The VA is in the process of migrating to a new Oracle-Cerner EHR that’s interoperable with the Defense Department.

“We want to get this so tightly integrated that the community provider, when he’s in the electronic health record, the data that he sees that is actually from VA … he or she doesn’t have to interrupt their workflow, to jump out to another website, for example, to pull down additional data,” the VA official said. “The approach that we’re taking is going to be agnostic to whatever the health record technology is, and really focus on the data and kind of the pipelines that we’re building between them.”

The following health care systems are participating in the VA’s data-sharing pledge:

  • Emory Healthcare
  • Inova
  • Jefferson Health
  • Sanford Health
  • UC Davis Health
  • Intermountain Health
  • Mass General Brigham
  • Rush Health
  • Tufts Medical Center
  • Marshfield Clinic
  • Kaiser Permanente Health Plan and Hospitals
  • UPMC
  • Atrium Health

Before drafting the data-sharing pledge, VA officials spoke with the chief information officers and chief medical information officers at participating health care networks, to better understand the process of exchanging veteran data back and forth between VA and non-VA systems.

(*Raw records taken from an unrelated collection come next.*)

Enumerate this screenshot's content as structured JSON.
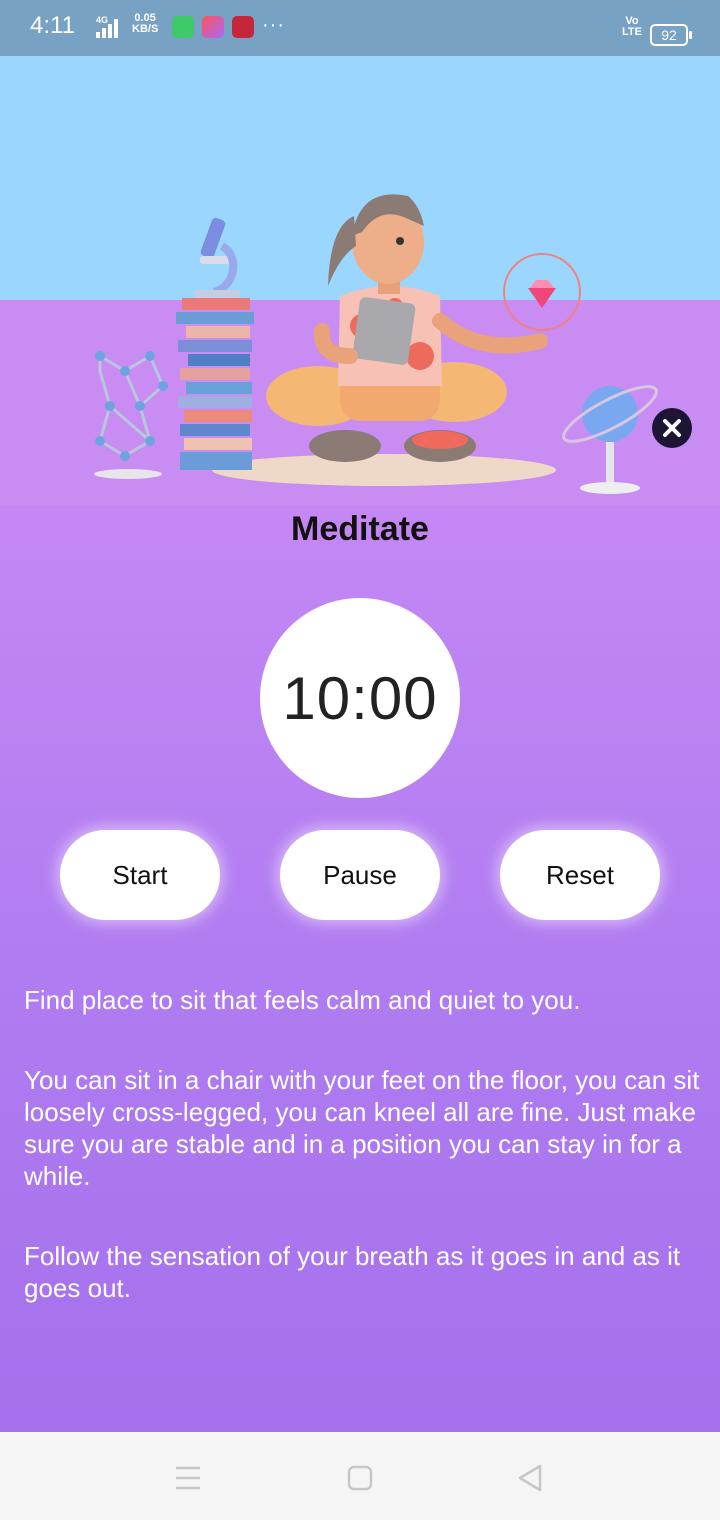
{
  "status_bar": {
    "time": "4:11",
    "network": "4G",
    "speed_value": "0.05",
    "speed_unit": "KB/S",
    "more": "···",
    "volte_top": "Vo",
    "volte_bottom": "LTE",
    "battery": "92"
  },
  "screen": {
    "title": "Meditate",
    "timer": "10:00",
    "buttons": {
      "start": "Start",
      "pause": "Pause",
      "reset": "Reset"
    },
    "instructions": [
      "Find place to sit that feels calm and quiet to you.",
      "You can sit in a chair with your feet on the floor, you can sit loosely cross-legged, you can kneel all are fine. Just make sure you are stable and in a position you can stay in for a while.",
      "Follow the sensation of your breath as it goes in and as it goes out."
    ]
  },
  "icons": {
    "close": "close-icon",
    "nav_menu": "menu-icon",
    "nav_home": "home-icon",
    "nav_back": "back-icon"
  },
  "colors": {
    "status_bar": "#77a2c3",
    "sky": "#9ad6fd",
    "floor": "#c98cf3",
    "panel_top": "#c587f4",
    "panel_bottom": "#a571ec",
    "close_button": "#1e1535"
  }
}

“We learned a lot. We learned that VA has a lot of work to do itself. But we also learned that the providers are very interested in making this work better. If we can do this right for veterans, then it’s something that can be scaled across the country, and can help every patient,” the VA official said.

VA officials described the data-sharing pledge as the first step toward developing a “proof of concept” by early 2024, which could lead to the VA sharing more of its tools and technology with community providers.

“That’s shoring up the interoperability issue, the low-hanging fruit, of do you know that you’ve got a veteran in front of you, and are we able to exchange the data on him or her the best that we possibly can?” the VA official said. “And then working toward, over the next 12, 24, 36 months, to do some really smart things around pushing that content back and forth.”

The VA expects the data-sharing pledge could lead to the department sharing some of its artificial intelligence tools that are under development.

“The VA is doing some wonderful innovations there. And if this could be a vehicle or a mechanism to get that type of technology embedded in a community provider, to essentially ensure that the veteran’s receiving the same treatment, regardless of where he or she is at, I think that’s absolutely one of the goals that we’re working toward,” the VA official said.

The VA expects its data-sharing pledge will also allow the department to gather better data on the quality of health care veterans are receiving — whether or not that care is coming from VA medical facilities.

“Being able to standardize how you exchange that data is important, but understanding the quality of that data, so that when you do receive elements from two different systems, you can trust that, you can run analytics and statistics against that,” the VA official said.